After linear algebra, this is a second example of an advanced nonlinear computation that can be learned by a transformer. This is an interesting result, because it goes against the received wisdom that neural networks, and especially transformers, cannot compute, and therefore must be supplemented by rule-based algorithms every time some mathematical or symbolic operation is to be performed. We are not yet capable of learning arithmetic, but these results make me doubt this is an inherent limitation of gradient-based learning, or transformers.
Of course, we already have libraries that can compute the roots of polynomials, and I am not advocating replacing them with transformer-based models. If you have a polynomial and need to find its roots, you should use the packed routines of your favorite library. There is no point training a transformer to do it. However, if you are confronted with a black-box system that only provides you with its input and output, and you have no idea what math problem the black box is solving, then you might want to train a transformer, to emulate it.
This is, in fact, the main motivation of this research. Many problems in science do not come up already formalized, as math problems that need to be solved (invert this matrix, solve that polynomial). Most of the time, we are given a black box, which only provides us with its input and output. Transformers can learn to the relation between input and output from data only, a much more difficult, and general, task than solving a known (and formalized) problem.
Several experiments have not been run (and might be included in a future update, or follow-up post).
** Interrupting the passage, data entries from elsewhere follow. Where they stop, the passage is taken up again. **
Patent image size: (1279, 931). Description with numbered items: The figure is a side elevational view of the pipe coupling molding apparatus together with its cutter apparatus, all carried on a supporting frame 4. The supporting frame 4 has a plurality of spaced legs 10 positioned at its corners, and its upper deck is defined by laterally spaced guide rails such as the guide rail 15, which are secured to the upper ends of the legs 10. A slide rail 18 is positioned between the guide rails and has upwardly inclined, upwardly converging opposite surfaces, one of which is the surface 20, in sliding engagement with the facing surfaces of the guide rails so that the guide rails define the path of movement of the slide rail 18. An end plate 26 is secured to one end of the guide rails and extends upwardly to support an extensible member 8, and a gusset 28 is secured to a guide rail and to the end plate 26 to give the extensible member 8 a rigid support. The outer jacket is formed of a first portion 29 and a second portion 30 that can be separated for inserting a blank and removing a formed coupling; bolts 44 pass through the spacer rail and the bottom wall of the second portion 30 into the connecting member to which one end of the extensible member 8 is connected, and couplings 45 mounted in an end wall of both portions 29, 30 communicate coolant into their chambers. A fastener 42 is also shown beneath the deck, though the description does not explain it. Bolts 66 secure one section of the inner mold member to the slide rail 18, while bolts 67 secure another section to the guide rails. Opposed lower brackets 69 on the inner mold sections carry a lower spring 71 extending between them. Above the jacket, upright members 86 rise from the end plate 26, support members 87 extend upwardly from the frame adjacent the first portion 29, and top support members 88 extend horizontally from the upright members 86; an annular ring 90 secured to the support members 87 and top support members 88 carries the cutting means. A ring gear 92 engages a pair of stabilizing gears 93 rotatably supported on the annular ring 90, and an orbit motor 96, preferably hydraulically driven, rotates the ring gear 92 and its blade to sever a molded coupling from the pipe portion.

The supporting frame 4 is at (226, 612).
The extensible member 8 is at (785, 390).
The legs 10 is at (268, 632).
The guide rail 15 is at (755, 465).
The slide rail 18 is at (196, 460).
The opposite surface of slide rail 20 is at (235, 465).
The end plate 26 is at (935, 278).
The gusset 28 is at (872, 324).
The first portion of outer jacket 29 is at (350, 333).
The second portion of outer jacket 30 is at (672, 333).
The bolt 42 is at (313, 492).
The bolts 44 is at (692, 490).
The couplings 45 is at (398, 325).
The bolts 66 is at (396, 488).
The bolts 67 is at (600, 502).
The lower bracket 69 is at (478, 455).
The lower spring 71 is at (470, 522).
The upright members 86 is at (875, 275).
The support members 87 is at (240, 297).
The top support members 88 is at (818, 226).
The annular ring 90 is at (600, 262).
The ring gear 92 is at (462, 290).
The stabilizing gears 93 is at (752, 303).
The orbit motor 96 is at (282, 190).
- I have not tested the model robustness to noise: add noise to the coefficients, see if the roots are still found. This was proven to work in linear algebra, and our paper on symbolic regression for recurrent sequences. If the same results hold, models will be robus so long the noise is smaller than the tolerance we put on accuracy.
- Polynomials with complex coefficients are an obvious extension of this work. Input sequences would be longer, but I see no reason why the problem would become harder. Polynomials over finite fields are a completely different branch (and a much harder problem).
- I have not experimented with out-of-domain generalization. It seems obvious than a polynomial trained on degrees 3 to 6 would not learn to predict the roots of a polynomial of degree 8 : the transformer will never have seen this input length before, and so there is no chance that the attention mechanism can figure longer interactions than those seen at training. Few-shot learning of new degrees might work, and would be worth testing.
- Generalization to longer sequences is beginning to be understood: the positional embedding is the main suspect, and alternatives have been proposed. Polynomials might provide a good testbed for that kind of experiment.